Categories: Film

The Boy Next Door – Film Review

Review by Miranda Schiller @mirandadadada

Quoting Homer and repairing garages while flashing his biceps, Noah seems like the perfect distraction for the super-glamourous high school teacher Claire (Jennifer Lopez). She has recently kicked her cheating husband out of her house, but not quite out of her life. Noah, the titular boy next door, is an allegedly 19 year old hunk with a passion for the more violent episodes of the Iliad and great abs, played by visibly 27 year old Ryan Guzman. He has just moved to the undefined Californian suburb where Claire lives in a mini-mansion and spends her evenings grading her classics students’ papers while lounging on the sofa wearing silk dresses and high heels.

Noah clearly has motives beyond a scholarly interest in the classics when he gifts Claire a “first edition” of the Iliad in a scene the film has been heavily mocked for, as the Iliad is over 3000 years old. The mockers however don’t seem to know that much about publishing, as every new translation or annotated version will have a first edition. The book Noah hands Claire looks much older than a 2007 paperback though, and was certainly not “a buck at a garage sale” as he claims.

Soon after Claire gives in and spends a hot night with her implausible literature student; things turn awry. While she is trying to work out whether to forgive her repenting ex-husband and give their marriage another chance, Noah does not accept their affair has ended and tries to infiltrate her life in every way possible. He takes her teenage son to shooting and boxing practice in an attempt to turn the awkward asthmatic kid into a tough guy and sow hatred against his dad and Claire’s ex-husband.

Setting out as a hot, if slightly hot-tempered neighbour with a penchant for silly innuendos along the lines of “I love your mother’s cookies”, Noah quickly turns into a full-blown obsessive psychotic, complete with murder attempts, a basement full of creepy photos, and a history of violent “incidents”. His Homer admiration is very much focused on the honour-driven, father-killing, muscle-twitching aspects of the classic Greek heroes. But this trope is soon neglected by the film, as it turns into a sort of gender-reversed B-movie retelling of Fatal Attraction and firmly settles into thriller mode. But it is so straightforwardly predictable and over the top that its moments of suspense will make you laugh rather than gasp. While it is trashy, it is not outright awful.

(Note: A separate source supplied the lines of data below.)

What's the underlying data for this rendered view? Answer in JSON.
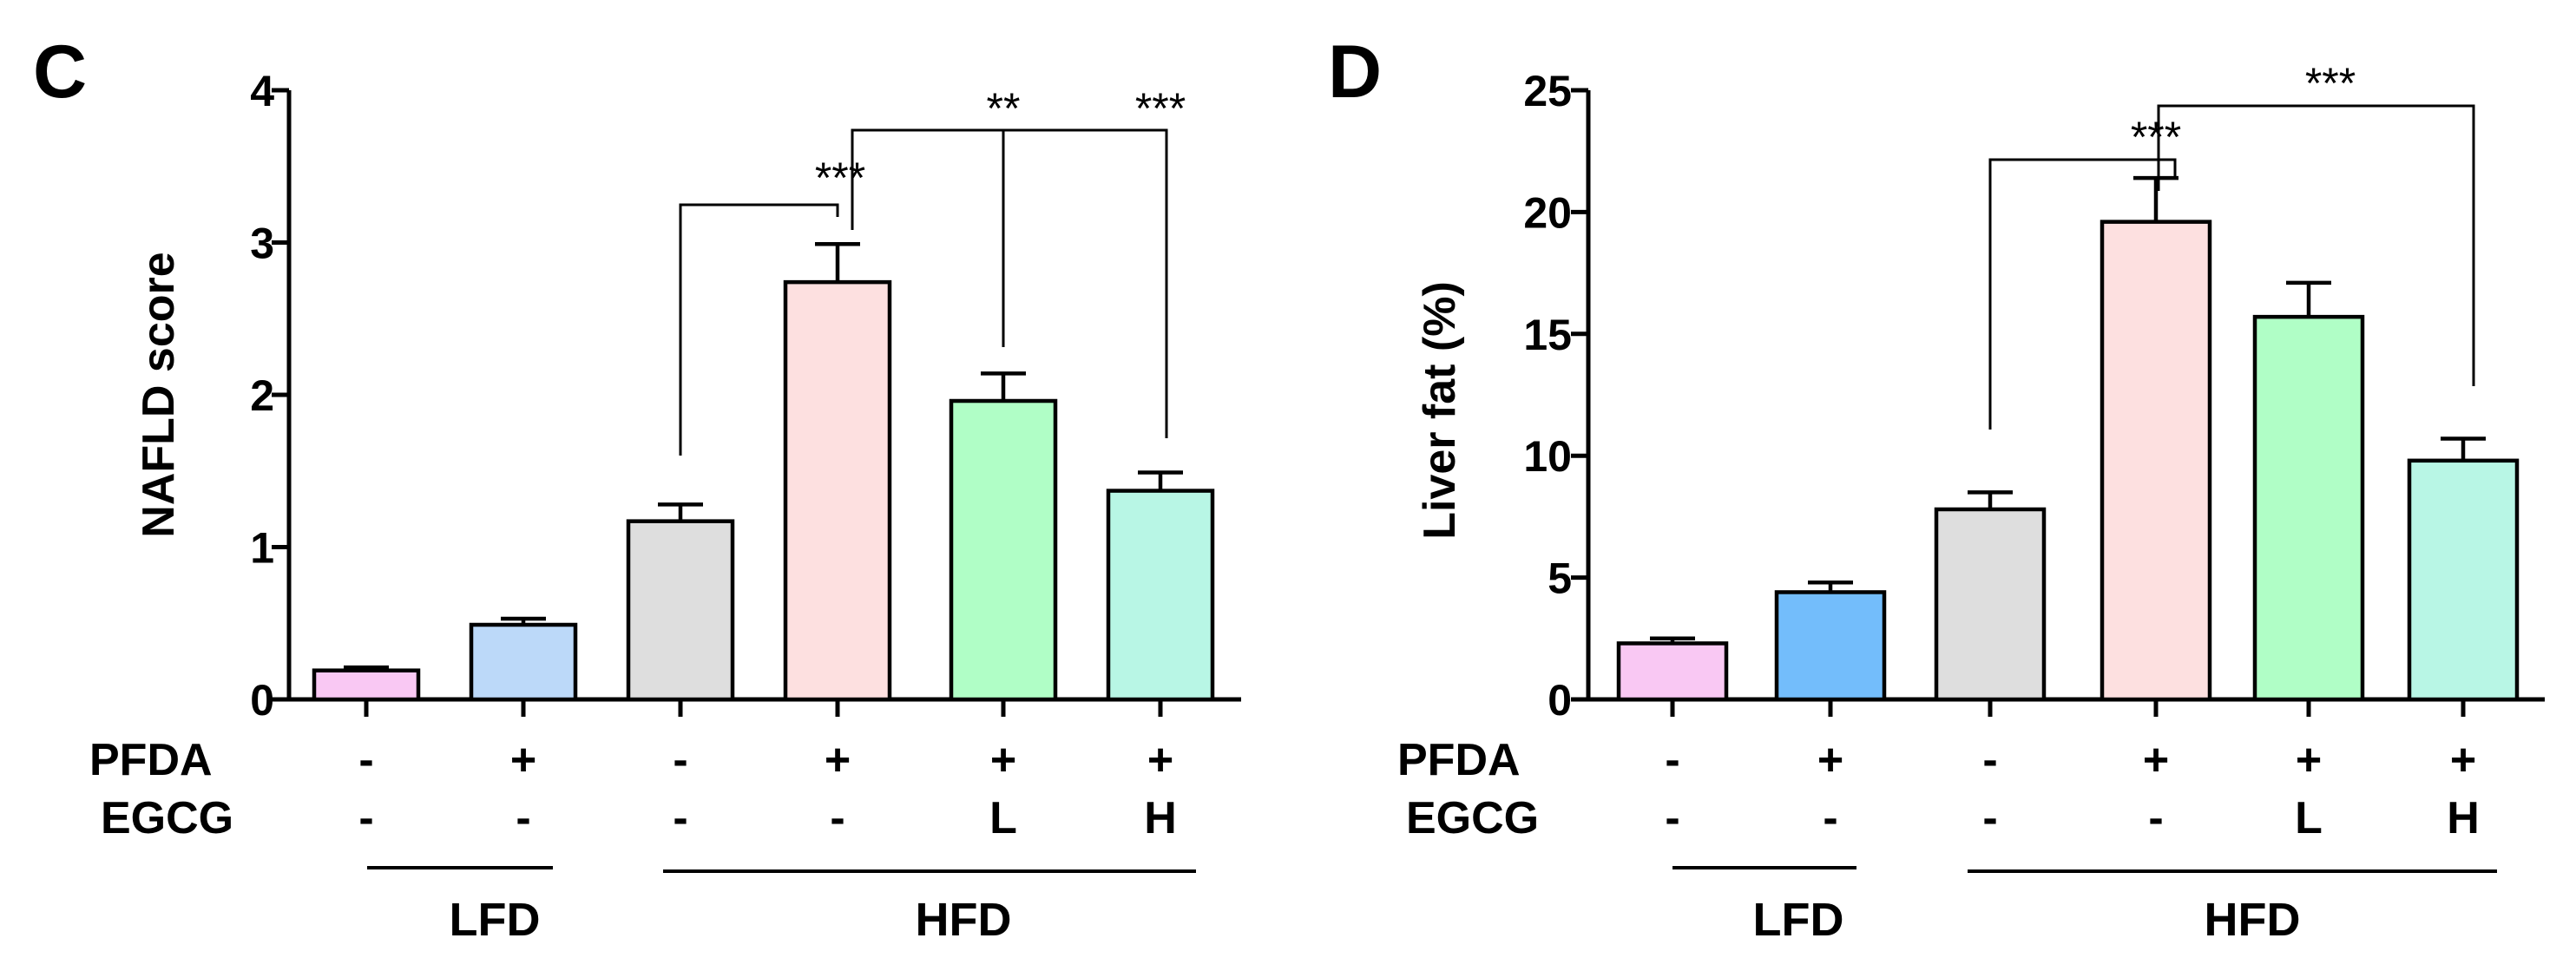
{
  "chart_data": [
    {
      "panel": "C",
      "type": "bar",
      "ylabel": "NAFLD score",
      "ylim": [
        0,
        4
      ],
      "yticks": [
        "0",
        "1",
        "2",
        "3",
        "4"
      ],
      "values": [
        0.19,
        0.49,
        1.17,
        2.74,
        1.96,
        1.37
      ],
      "errors": [
        0.02,
        0.04,
        0.11,
        0.25,
        0.18,
        0.12
      ],
      "colors": [
        "#f9c8f3",
        "#bcd9f9",
        "#dedede",
        "#fde0e0",
        "#b0fec6",
        "#b8f6e5"
      ],
      "row_labels": [
        "PFDA",
        "EGCG"
      ],
      "pfda": [
        "-",
        "+",
        "-",
        "+",
        "+",
        "+"
      ],
      "egcg": [
        "-",
        "-",
        "-",
        "-",
        "L",
        "H"
      ],
      "diets": [
        "LFD",
        "HFD"
      ],
      "significance": [
        "***",
        "**",
        "***"
      ]
    },
    {
      "panel": "D",
      "type": "bar",
      "ylabel": "Liver fat (%)",
      "ylim": [
        0,
        25
      ],
      "yticks": [
        "0",
        "5",
        "10",
        "15",
        "20",
        "25"
      ],
      "values": [
        2.3,
        4.4,
        7.8,
        19.6,
        15.7,
        9.8
      ],
      "errors": [
        0.2,
        0.4,
        0.7,
        1.8,
        1.4,
        0.9
      ],
      "colors": [
        "#f9c8f3",
        "#73bdfb",
        "#dedede",
        "#fde0e0",
        "#b0fec6",
        "#b8f6e5"
      ],
      "row_labels": [
        "PFDA",
        "EGCG"
      ],
      "pfda": [
        "-",
        "+",
        "-",
        "+",
        "+",
        "+"
      ],
      "egcg": [
        "-",
        "-",
        "-",
        "-",
        "L",
        "H"
      ],
      "diets": [
        "LFD",
        "HFD"
      ],
      "significance": [
        "***",
        "***"
      ]
    }
  ]
}
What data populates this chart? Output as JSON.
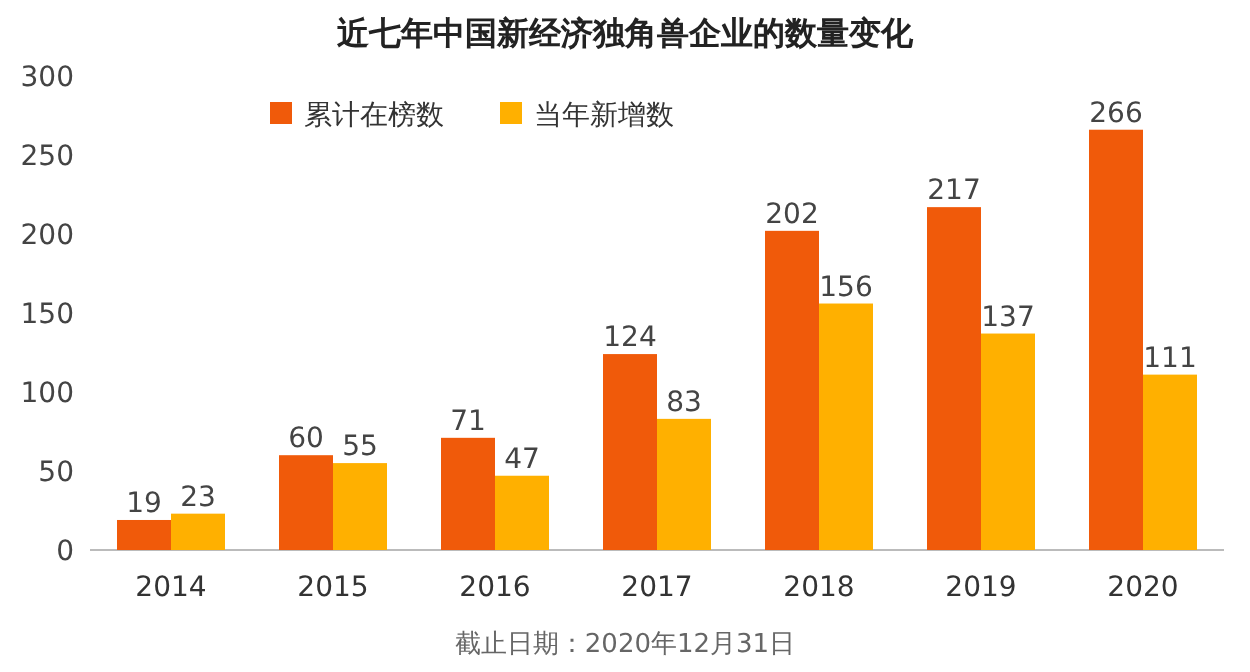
{
  "chart_data": {
    "type": "bar",
    "title": "近七年中国新经济独角兽企业的数量变化",
    "categories": [
      "2014",
      "2015",
      "2016",
      "2017",
      "2018",
      "2019",
      "2020"
    ],
    "series": [
      {
        "name": "累计在榜数",
        "color": "#f05a0a",
        "values": [
          19,
          60,
          71,
          124,
          202,
          217,
          266
        ]
      },
      {
        "name": "当年新增数",
        "color": "#ffb000",
        "values": [
          23,
          55,
          47,
          83,
          156,
          137,
          111
        ]
      }
    ],
    "ylim": [
      0,
      300
    ],
    "yticks": [
      0,
      50,
      100,
      150,
      200,
      250,
      300
    ],
    "grid": false,
    "legend": "top left",
    "data_labels": true,
    "annotations": [
      "截止日期：2020年12月31日"
    ]
  }
}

The gender reversal adds to the quality of the story, as it avoids the cliché of a weak or crazy woman who needs to be saved. Her guilt about sleeping with Noah in the first place is explored, but it does not change the fact that she is in charge of her story and knows how to defend herself. Her character however is the only one with at least a little depth, everyone else can be summarised in a few words. Noah actually does summarise most of them in a few words, to their faces, just before attacking them. This may be an attempt to add a shade of suburban rebel to him, but only succeeds in underlining how one-dimensional the characters are.

Nonetheless, The Boy Next Door is an entertaining, if silly version on an age-old story of jealousy and obsession, with a little added flavour of female empowerment.

On general release from February 27th.